Bella addressed her Pack again, more confidently. “You can see almost the whole of it from here, can't you? The whole world. You can see how it's changed. And a different world”—she took a moment to gaze into each Pack member's eyes—“needs a different kind of dog.”

Daisy whimpered uneasily. Solemnly Martha returned Bella's gaze. “You're not just telling us the world has changed, Bella. Are you?”

Bella took a breath, but the only nerves she showed were in the anxious thumping of her tail. “We have to survive on our own. We have to learn—we don't have a choice.”

“But, Bella,” whined Alfie, “we're trying. We really are.”

“I know! We're acting like a real Pack! But we'll never truly be self-reliant if we don't trust ourselves.” Bella pawed Alfie's longpaw ball where he'd let it drop. “We need to accept that we're alone, and we need to rely on ourselves and no one else. Not even our longpaws. We're going to”—Bella took a deep breath—“we're going to leave these things of theirs behind.”

Mickey dropped his glove in shock and stared at it, then at Bella. “Leave them? Bella, we can't!”

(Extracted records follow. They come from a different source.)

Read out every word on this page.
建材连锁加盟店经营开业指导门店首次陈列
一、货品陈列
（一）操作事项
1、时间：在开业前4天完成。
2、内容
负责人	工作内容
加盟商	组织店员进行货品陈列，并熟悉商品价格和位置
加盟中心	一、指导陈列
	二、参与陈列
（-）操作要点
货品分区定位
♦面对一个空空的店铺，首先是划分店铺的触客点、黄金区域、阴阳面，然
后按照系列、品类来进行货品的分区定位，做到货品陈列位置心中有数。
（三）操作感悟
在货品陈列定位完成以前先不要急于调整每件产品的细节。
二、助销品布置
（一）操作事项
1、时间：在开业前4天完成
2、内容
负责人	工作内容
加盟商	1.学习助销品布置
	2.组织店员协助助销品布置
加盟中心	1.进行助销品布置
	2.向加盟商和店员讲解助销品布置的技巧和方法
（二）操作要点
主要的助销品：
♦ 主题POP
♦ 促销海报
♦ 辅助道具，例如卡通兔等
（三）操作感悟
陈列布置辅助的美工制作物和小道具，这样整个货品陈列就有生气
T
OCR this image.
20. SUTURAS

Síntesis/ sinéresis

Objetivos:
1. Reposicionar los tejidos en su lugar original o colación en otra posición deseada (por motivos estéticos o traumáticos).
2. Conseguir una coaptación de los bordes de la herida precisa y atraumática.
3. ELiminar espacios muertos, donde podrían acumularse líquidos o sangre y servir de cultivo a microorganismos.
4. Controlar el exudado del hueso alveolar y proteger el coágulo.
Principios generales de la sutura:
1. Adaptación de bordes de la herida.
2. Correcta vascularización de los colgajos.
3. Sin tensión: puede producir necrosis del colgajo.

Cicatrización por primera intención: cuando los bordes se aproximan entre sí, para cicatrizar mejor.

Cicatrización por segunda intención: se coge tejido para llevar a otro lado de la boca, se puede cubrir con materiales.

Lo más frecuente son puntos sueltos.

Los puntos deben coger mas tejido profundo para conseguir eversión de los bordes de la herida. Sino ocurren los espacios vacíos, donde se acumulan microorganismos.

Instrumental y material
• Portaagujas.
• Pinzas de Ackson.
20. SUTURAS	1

“We have to! Don't you see? Until we leave these things in the past where they belong, we'll never truly trust ourselves or one another. We need to accept these are our old lives! For now, Mickey, at least. They were important, but they are
past
. Please believe me.” Bella's ears drooped, and she added quietly, “Maybe Lucky's right. Maybe we need to try harder to listen to our dog-spirits.”

Lucky had never felt prouder of anything in his life.

Mickey gazed mournfully at Bruno, who lay down with a great sigh, his bulky head on his paws. But Alfie broke the miserable silence with an angry bark.

“But Lucky doesn't understand. And I'm starting to think you don't, either, Bella!”

“Alfie's right,” said Mickey, rising onto all fours. “I know it doesn't make sense to Lucky, but, Bella, you know how much this matters!”

What matters
, Lucky wanted to yelp in frustration,
is that you give these things up!
But he knew how important it was, especially for Bella, that he keep quiet, so he said nothing.